While he had been talking I had been concentrating intently on the background music; trying to work out what it was, and it suddenly clicked and I laughed. Juan heard my laugh and said, "What's funny?" and I replied, "I see you found at least one CD in my collection you liked! I'd forgotten all about it, to be honest." There was a pause while Juan assimilated what I'd said and then he cautiously replied, "Its OK my playing it, isn't it? You did say I could play any of yours I liked and that I could use the stereo."

I chuckled and said, "Yep; right on both counts. I was just surprised by the CD is all: I'd forgotten all about it. It was one of my dad's favourites. Anyway, now that I can hear you, how are things with you and Julian? Am I still expected tonight or am I persona non grata as far as he's concerned?" Juan laughed as he replied, "Why do you keep using words like that? If it's because you think I won't understand you're out of luck: I had to take Latin for two years before I could drop it.

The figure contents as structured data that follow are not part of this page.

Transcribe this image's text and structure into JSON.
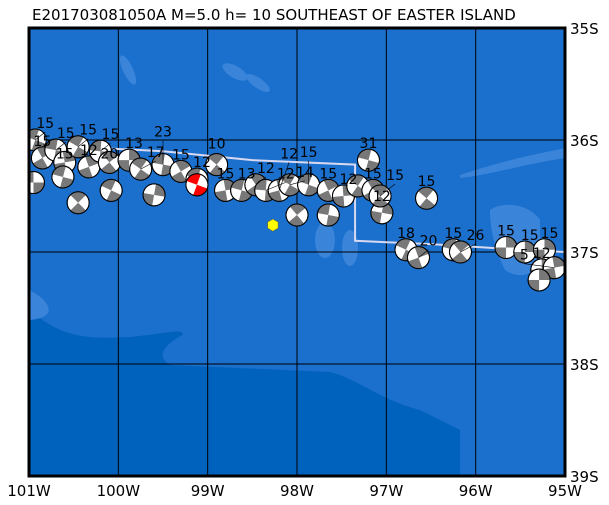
{
  "title": "E201703081050A M=5.0 h= 10 SOUTHEAST OF EASTER ISLAND",
  "map": {
    "lon_range": [
      -101,
      -95
    ],
    "lat_range": [
      -39,
      -35
    ],
    "x_ticks": [
      {
        "lon": -101,
        "label": "101W"
      },
      {
        "lon": -100,
        "label": "100W"
      },
      {
        "lon": -99,
        "label": "99W"
      },
      {
        "lon": -98,
        "label": "98W"
      },
      {
        "lon": -97,
        "label": "97W"
      },
      {
        "lon": -96,
        "label": "96W"
      },
      {
        "lon": -95,
        "label": "95W"
      }
    ],
    "y_ticks": [
      {
        "lat": -35,
        "label": "35S"
      },
      {
        "lat": -36,
        "label": "36S"
      },
      {
        "lat": -37,
        "label": "37S"
      },
      {
        "lat": -38,
        "label": "38S"
      },
      {
        "lat": -39,
        "label": "39S"
      }
    ],
    "grid": true,
    "colors": {
      "ocean": "#1a70cc",
      "ocean_deep": "#0062bc",
      "ocean_shallow": "#3a84da",
      "grid": "#000000",
      "plate_boundary": "#d8d8f0",
      "mechanism_fill": "#787878",
      "event_highlight": "#ff0000",
      "epicenter": "#ffff00"
    },
    "epicenter": {
      "lon": -98.27,
      "lat": -36.76
    },
    "plate_boundary": [
      [
        -101,
        -36.04
      ],
      [
        -99.5,
        -36.1
      ],
      [
        -98.5,
        -36.18
      ],
      [
        -97.35,
        -36.22
      ],
      [
        -97.35,
        -36.9
      ],
      [
        -96.5,
        -36.93
      ],
      [
        -95.5,
        -36.98
      ],
      [
        -95,
        -37.0
      ]
    ],
    "events": [
      {
        "lon": -100.93,
        "lat": -36.0,
        "depth": "15",
        "strike": 20
      },
      {
        "lon": -100.85,
        "lat": -36.16,
        "depth": "15",
        "strike": 60
      },
      {
        "lon": -100.7,
        "lat": -36.09,
        "depth": "15",
        "strike": 10
      },
      {
        "lon": -100.6,
        "lat": -36.2,
        "depth": "15",
        "strike": 80
      },
      {
        "lon": -100.45,
        "lat": -36.06,
        "depth": "15",
        "strike": 30
      },
      {
        "lon": -100.95,
        "lat": -36.38,
        "depth": "",
        "strike": 0
      },
      {
        "lon": -100.45,
        "lat": -36.56,
        "depth": "",
        "strike": 45
      },
      {
        "lon": -100.62,
        "lat": -36.33,
        "depth": "",
        "strike": 15
      },
      {
        "lon": -100.33,
        "lat": -36.24,
        "depth": "12",
        "strike": 70
      },
      {
        "lon": -100.2,
        "lat": -36.1,
        "depth": "15",
        "strike": 5
      },
      {
        "lon": -100.1,
        "lat": -36.2,
        "depth": "20",
        "strike": 50
      },
      {
        "lon": -100.08,
        "lat": -36.45,
        "depth": "",
        "strike": 25
      },
      {
        "lon": -99.88,
        "lat": -36.18,
        "depth": "13",
        "strike": 90
      },
      {
        "lon": -99.75,
        "lat": -36.26,
        "depth": "17",
        "strike": 35
      },
      {
        "lon": -99.6,
        "lat": -36.49,
        "depth": "",
        "strike": 100
      },
      {
        "lon": -99.5,
        "lat": -36.22,
        "depth": "23",
        "strike": 10
      },
      {
        "lon": -99.3,
        "lat": -36.28,
        "depth": "15",
        "strike": 60
      },
      {
        "lon": -99.12,
        "lat": -36.35,
        "depth": "12",
        "strike": 20
      },
      {
        "lon": -98.9,
        "lat": -36.22,
        "depth": "10",
        "strike": 40
      },
      {
        "lon": -98.8,
        "lat": -36.45,
        "depth": "15",
        "strike": 80
      },
      {
        "lon": -98.62,
        "lat": -36.45,
        "depth": "13",
        "strike": 15
      },
      {
        "lon": -98.46,
        "lat": -36.4,
        "depth": "12",
        "strike": 55
      },
      {
        "lon": -98.35,
        "lat": -36.45,
        "depth": "12",
        "strike": 5
      },
      {
        "lon": -98.2,
        "lat": -36.45,
        "depth": "12",
        "strike": 75
      },
      {
        "lon": -98.08,
        "lat": -36.4,
        "depth": "14",
        "strike": 30
      },
      {
        "lon": -98.0,
        "lat": -36.67,
        "depth": "",
        "strike": 50
      },
      {
        "lon": -97.87,
        "lat": -36.4,
        "depth": "15",
        "strike": 20
      },
      {
        "lon": -97.65,
        "lat": -36.45,
        "depth": "15",
        "strike": 65
      },
      {
        "lon": -97.65,
        "lat": -36.67,
        "depth": "",
        "strike": 10
      },
      {
        "lon": -97.48,
        "lat": -36.5,
        "depth": "12",
        "strike": 85
      },
      {
        "lon": -97.32,
        "lat": -36.41,
        "depth": "",
        "strike": 35
      },
      {
        "lon": -97.2,
        "lat": -36.18,
        "depth": "31",
        "strike": 15
      },
      {
        "lon": -97.15,
        "lat": -36.45,
        "depth": "15",
        "strike": 60
      },
      {
        "lon": -97.05,
        "lat": -36.65,
        "depth": "12",
        "strike": 100
      },
      {
        "lon": -97.07,
        "lat": -36.5,
        "depth": "15",
        "strike": 45
      },
      {
        "lon": -96.55,
        "lat": -36.52,
        "depth": "15",
        "strike": 40
      },
      {
        "lon": -96.78,
        "lat": -36.98,
        "depth": "18",
        "strike": 25
      },
      {
        "lon": -96.64,
        "lat": -37.05,
        "depth": "20",
        "strike": 70
      },
      {
        "lon": -96.25,
        "lat": -36.98,
        "depth": "15",
        "strike": 15
      },
      {
        "lon": -96.17,
        "lat": -37.0,
        "depth": "26",
        "strike": 50
      },
      {
        "lon": -95.66,
        "lat": -36.96,
        "depth": "15",
        "strike": 90
      },
      {
        "lon": -95.45,
        "lat": -37.0,
        "depth": "15",
        "strike": 90
      },
      {
        "lon": -95.23,
        "lat": -36.98,
        "depth": "15",
        "strike": 90
      },
      {
        "lon": -95.26,
        "lat": -37.16,
        "depth": "12",
        "strike": 90
      },
      {
        "lon": -95.12,
        "lat": -37.14,
        "depth": "5",
        "strike": 80
      },
      {
        "lon": -95.29,
        "lat": -37.25,
        "depth": "",
        "strike": 90
      }
    ],
    "highlight_event": {
      "lon": -99.12,
      "lat": -36.4,
      "strike": 20
    }
  }
}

And no, Julian's fine as far as you're concerned; he asked me if you were still going to stop by for the furniture, and I said that you were and that I was expecting you to bring my boyfriend home as well."

Juan's finishing comment startled me and momentarily left me speechless – not too hard: the boss's reaming out, whilst not violent, had certainly had a profound effect on me – and there was a definite pause before I replied, "Juan, you haven't forgotten the last conversation we had last night, have you?"

He was unconcerned and laughed as he replied, "Nope, and I scored off Julian just as easily as you!" I was speechless, seeing a side of Juan that had not hitherto been exposed; then after it had sunk in I was both relieved and glad: if he was getting back to 'normal' – whatever that was for him – it could only be good. "You smug little so-and-so, perhaps we'll take turns at giving you a sore backside when we get home!" I replied in a humorous frame of mind. "Yeah, right, I don't think so. Neither of you would let the other touch me!" was his rejoinder.

I was pleased that he was feeling able to have a relaxed conversation with me, even if it seemed a little 'off the wall'; it was better than the hurt and uncommunicative youth I had first met. "OK, well, I'd better go; as it seems Julian's still expecting me we'll both see you later, then we'll see if your theory about the sanctity of your backside holds water!" I teased as I said goodbye.